Reims falls, but that which built Reims fell long ago, while the devious undermining and the blind sapping began even while the last cubits were being added to its stature, and since then has been only a steady progression in strength and assurance of its antitheses—of materialism, intellectualism, secularism, industrialism, opportunism, efficiency; founded on the coal and iron of the Scar of Europe and on the sinister and ingratiating philosophy that came out of a re-entrant paganism, thrived under the fertilisation of an evolutionary empiricism, flowered in a Nietzsche, a Treitschke, and a Bernhardi. And always it presented itself in a gracious guise; intellectual emancipation, humanitarianism, social service, democratic liberty, evolution, parliamentary government, progress, direct approach of each soul to God. It all sounded fine and high and noble, and on the 30th day of July, 1914, there could have been hardly a thousand men in the world, apart from those in the secret, who would not have said—there were not a thousand in Europe who did not believe—that man in his regular progress from lower ever to higher things had achieved a plane where the wars and savagery and lies of the past were no longer possible.

And in one week from that fateful 30th of July the cloud castle had dissolved in a rain of blood. Could conviction have come to the world in any other way? Would the diseased body have reacted to a gentle prophylactic, could the Surgeon have spared His knife? Since the knife is used, the answer admits of no dispute, but will it be enough? This is the question that is asked on every battle-field of a world at war; the lesson is set for the learning—will the nations learn? In so far as they have diverged from what Reims stood for; from Leo IX and Gregory VII and Innocent III; from Edward I and Ferdinand III and Louis IX; from Eleanor of Guienne and Blanche of Castile and Margaret of Malines; from St. Bernard, St. Norbert, and St. Anselm; from Albertus Magnus and Hugh of St. Victor and St. Thomas Aquinas, just so far have they to return, bringing with them not empty hands but all the great good winnowed from the harvest of grain and chaff they have reaped in those years of spiritual and material and national disorder that began when the dizzy fabric of mediævalism trembled to its base at the exile at Avignon and “piteously collapsed” between the nailing at Wittenberg and the sansculotte throning of the “Goddess of Reason” in the desecrated cathedral of Notre Dame. There is good grain in plenty, but it is sowed along with the chaff and the tares, and now for the last harvesting the grain has germinated only to dwindle and die, for the tares have sprung up and choked it and the red garnering is of tares alone.

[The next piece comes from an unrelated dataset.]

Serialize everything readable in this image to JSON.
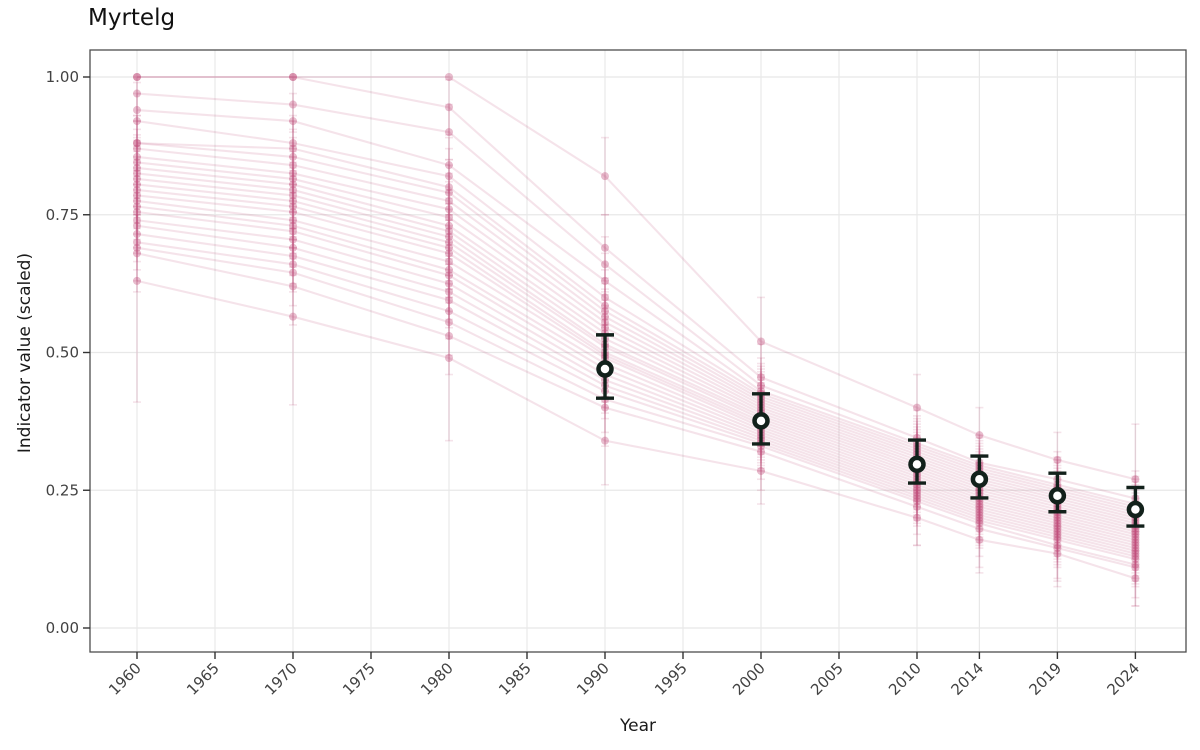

Men would think, as they follow the scarlet annals of war, that the lesson was sufficiently clear even for pacificists to read as they run, but is it so? France reads and learns, gloriously regenerate, blotting out the memory of old folly with her blood of sacrifice, turning again as her first King Clovis was adjured by St. Remi of Reims, destroying what she worshipped a year ago, worshipping what then, and for two centuries before, she had destroyed. Again France shows the way, traversing it with bleeding feet and with many tears; Russia is learning it, though she had less to unlearn; Belgium must have learned it through her blind martyrdom; but how of the others? Is England learning, and Italy; will Germany learn, and Austria; will America learn, standing aloof from the smoking altar of sacrifice; will the Church learn, there in trembling isolation while again Peter listens for the crowing of the cock? If not, if when silence comes down on a decimated, an exhausted, a bankrupt world, the old ways are sought again and men go on as before, then the myriad lives and the dreary rain of tears are indeed a vain oblation, and all will be to do over again. God sets no lesson that need not be learned, and unless out of it all comes an old heaven and a new earth, then the lesson is set again, as time after time it was set for imperial Rome, until a century of war and pestilence and famine broke down her insolent pride and made from the ruins of her vainglory a foundation for a new civilisation in the strength of the Christianity she had denied.